Securing the Data in Big Data Security Analytics

Published: 01 Jan 2013, Last Modified: 16 May 2025IACR Cryptol. ePrint Arch. 2013EveryoneRevisionsBibTeXCC BY-SA 4.0
Abstract: Security analytics is a catchall term for vulnerability assessment in large organizations capturing a new emerging approach to intrusion detection. It leverages a combination of automated and manual analysis of security logs and alerts which originate from a wide and varying array of sources and are often aggregated into a massive data repository. Such log and alert sources include firewalls, VPNs, and endpoint instrumentation, such as intrusion-detection systems, syslog or other alerting host facilities, that we generically call Security Analytics Sources (SASs). Security analytics are only as good as the data being analyzed. Yet nearly all security analytics systems today suffer from a lack of even basic protections on data collection.
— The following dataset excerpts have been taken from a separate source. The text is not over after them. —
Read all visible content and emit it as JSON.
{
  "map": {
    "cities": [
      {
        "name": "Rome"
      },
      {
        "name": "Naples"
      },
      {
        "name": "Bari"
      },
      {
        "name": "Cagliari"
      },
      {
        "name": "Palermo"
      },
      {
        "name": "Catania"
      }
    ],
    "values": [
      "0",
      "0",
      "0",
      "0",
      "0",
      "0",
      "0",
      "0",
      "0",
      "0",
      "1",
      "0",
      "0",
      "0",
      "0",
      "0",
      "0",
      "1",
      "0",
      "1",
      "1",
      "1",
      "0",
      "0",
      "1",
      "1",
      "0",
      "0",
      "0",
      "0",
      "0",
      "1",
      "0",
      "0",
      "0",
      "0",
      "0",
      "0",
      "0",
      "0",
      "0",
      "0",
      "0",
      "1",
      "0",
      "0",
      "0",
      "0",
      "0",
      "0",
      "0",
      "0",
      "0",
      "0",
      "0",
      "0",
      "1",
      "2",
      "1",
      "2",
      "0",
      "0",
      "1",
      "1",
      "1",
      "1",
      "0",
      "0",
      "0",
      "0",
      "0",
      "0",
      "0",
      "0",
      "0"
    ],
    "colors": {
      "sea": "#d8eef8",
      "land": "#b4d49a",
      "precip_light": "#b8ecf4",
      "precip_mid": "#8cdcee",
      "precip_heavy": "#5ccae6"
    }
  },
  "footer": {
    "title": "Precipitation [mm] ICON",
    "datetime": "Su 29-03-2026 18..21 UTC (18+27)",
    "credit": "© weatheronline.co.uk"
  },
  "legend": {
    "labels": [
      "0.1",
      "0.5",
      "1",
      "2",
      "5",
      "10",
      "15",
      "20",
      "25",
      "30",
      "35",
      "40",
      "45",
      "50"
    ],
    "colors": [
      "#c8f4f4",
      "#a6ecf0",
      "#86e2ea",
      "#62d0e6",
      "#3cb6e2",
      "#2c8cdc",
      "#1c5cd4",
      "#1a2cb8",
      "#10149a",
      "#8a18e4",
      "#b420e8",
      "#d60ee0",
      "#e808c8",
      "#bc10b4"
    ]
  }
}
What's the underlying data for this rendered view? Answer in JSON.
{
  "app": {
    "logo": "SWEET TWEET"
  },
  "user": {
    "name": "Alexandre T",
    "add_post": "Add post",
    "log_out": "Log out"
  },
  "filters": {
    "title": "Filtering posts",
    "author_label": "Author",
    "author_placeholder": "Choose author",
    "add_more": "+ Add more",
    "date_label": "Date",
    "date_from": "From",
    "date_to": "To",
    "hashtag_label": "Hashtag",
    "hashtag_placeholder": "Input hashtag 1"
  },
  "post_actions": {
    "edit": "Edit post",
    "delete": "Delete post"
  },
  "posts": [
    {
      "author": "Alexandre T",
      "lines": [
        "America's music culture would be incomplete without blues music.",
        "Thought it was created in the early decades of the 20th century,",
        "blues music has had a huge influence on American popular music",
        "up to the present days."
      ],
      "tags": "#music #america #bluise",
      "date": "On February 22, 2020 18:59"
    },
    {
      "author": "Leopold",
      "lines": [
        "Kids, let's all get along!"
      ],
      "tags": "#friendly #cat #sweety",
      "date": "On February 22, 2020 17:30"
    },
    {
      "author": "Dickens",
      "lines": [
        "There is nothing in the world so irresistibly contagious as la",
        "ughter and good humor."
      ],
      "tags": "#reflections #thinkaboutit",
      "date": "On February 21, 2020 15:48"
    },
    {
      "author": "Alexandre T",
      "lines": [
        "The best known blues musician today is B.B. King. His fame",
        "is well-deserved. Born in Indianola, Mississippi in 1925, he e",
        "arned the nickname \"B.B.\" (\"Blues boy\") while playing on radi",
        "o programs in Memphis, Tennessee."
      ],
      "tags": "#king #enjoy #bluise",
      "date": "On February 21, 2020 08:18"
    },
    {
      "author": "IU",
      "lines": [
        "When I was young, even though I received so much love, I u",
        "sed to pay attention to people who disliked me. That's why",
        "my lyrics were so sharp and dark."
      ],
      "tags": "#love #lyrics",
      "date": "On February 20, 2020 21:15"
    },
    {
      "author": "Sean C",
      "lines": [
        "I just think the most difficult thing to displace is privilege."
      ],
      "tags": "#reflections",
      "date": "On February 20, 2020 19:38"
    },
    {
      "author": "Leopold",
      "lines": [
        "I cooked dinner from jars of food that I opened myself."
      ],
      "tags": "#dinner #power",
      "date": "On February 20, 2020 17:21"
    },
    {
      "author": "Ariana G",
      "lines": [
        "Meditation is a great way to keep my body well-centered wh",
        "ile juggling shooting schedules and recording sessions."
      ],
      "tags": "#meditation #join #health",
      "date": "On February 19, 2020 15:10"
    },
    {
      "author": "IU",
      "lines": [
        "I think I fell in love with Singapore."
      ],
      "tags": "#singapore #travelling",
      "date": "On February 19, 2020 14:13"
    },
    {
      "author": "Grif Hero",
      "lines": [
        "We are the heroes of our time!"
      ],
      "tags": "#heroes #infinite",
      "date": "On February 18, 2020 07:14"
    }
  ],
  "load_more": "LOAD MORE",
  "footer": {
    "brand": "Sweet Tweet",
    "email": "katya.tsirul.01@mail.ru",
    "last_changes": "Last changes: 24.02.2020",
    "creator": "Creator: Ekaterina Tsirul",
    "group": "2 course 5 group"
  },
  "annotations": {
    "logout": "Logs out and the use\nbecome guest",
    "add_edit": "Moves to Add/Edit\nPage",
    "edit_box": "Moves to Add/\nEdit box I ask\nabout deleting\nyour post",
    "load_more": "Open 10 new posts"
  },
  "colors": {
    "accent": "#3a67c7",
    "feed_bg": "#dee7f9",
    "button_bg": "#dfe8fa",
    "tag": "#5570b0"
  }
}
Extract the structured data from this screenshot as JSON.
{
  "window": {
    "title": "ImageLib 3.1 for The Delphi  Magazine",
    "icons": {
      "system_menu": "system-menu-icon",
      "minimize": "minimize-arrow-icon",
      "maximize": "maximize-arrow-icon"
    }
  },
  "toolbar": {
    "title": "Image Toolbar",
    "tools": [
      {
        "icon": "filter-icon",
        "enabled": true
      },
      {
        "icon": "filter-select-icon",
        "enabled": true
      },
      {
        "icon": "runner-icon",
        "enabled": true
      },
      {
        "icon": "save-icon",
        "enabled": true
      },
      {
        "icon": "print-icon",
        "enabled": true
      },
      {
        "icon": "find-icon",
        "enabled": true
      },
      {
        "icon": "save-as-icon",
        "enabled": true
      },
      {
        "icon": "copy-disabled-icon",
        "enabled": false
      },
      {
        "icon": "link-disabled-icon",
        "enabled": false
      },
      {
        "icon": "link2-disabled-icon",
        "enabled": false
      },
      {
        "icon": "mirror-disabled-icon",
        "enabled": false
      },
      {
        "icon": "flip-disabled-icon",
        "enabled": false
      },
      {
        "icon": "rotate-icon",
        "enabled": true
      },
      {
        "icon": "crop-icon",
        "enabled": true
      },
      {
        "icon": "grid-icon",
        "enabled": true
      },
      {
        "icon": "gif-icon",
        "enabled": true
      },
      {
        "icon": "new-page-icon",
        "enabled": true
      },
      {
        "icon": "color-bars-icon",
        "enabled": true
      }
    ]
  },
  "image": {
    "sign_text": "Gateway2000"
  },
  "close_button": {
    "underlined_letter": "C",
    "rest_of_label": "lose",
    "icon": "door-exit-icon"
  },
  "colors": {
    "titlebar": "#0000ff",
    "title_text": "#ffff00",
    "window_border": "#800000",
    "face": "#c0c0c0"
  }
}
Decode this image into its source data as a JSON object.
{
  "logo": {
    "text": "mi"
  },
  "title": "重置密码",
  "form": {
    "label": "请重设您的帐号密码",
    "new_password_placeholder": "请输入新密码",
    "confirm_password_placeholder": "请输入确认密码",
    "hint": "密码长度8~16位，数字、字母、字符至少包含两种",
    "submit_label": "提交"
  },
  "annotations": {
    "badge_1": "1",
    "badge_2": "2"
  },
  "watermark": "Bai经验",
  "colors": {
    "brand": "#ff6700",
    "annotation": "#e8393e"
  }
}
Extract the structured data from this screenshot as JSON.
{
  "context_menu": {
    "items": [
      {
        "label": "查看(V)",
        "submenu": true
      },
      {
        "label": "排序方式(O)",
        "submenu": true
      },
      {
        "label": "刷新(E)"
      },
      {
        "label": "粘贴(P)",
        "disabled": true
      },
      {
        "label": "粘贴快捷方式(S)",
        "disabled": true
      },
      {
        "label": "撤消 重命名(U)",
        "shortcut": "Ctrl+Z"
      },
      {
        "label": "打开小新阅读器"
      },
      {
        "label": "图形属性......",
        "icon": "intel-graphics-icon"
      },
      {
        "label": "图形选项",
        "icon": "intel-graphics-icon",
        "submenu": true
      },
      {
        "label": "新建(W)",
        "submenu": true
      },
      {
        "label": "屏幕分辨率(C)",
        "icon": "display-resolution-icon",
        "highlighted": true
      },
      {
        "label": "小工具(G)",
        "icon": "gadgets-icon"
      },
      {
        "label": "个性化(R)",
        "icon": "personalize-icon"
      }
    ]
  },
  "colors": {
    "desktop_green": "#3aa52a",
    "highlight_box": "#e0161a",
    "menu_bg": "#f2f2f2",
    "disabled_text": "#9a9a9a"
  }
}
By merely monitoring network traffic, an adversary can eavesdrop on SAS outputs to discover sensitive SAS instrumentation and security-alerting behaviors. Moreover, by using advance malware, an adversary can undetectably suppress or tamper with SAS messages to conceal attack evidence and disrupt intrusion detection. We introduce PillarBox, a tool for securely relaying SAS data in a security analytics system. PillarBox enforces integrity: It secures SAS data against tampering, even when such data is buffered on a compromised host within an adversarially controlled network. Additionally, PillarBox (optionally) offers stealth: It can conceal SAS data, alert-generation activity, and potentially even alerting rules on a compromised host, thus hiding select SAS alerting actions from an adversary. We present an implementation of PillarBox and show experimentally that it can secure messages against attacker suppression, tampering or discovery even in the most challenging environments where SASs generate real-time security alerts related to a host compromise directly targeting to diminish their alerting power. We also show, based on data from a large enterprise and on-host performance measurements, that PillarBox has minimal overhead and is practical for real-world security analytics systems.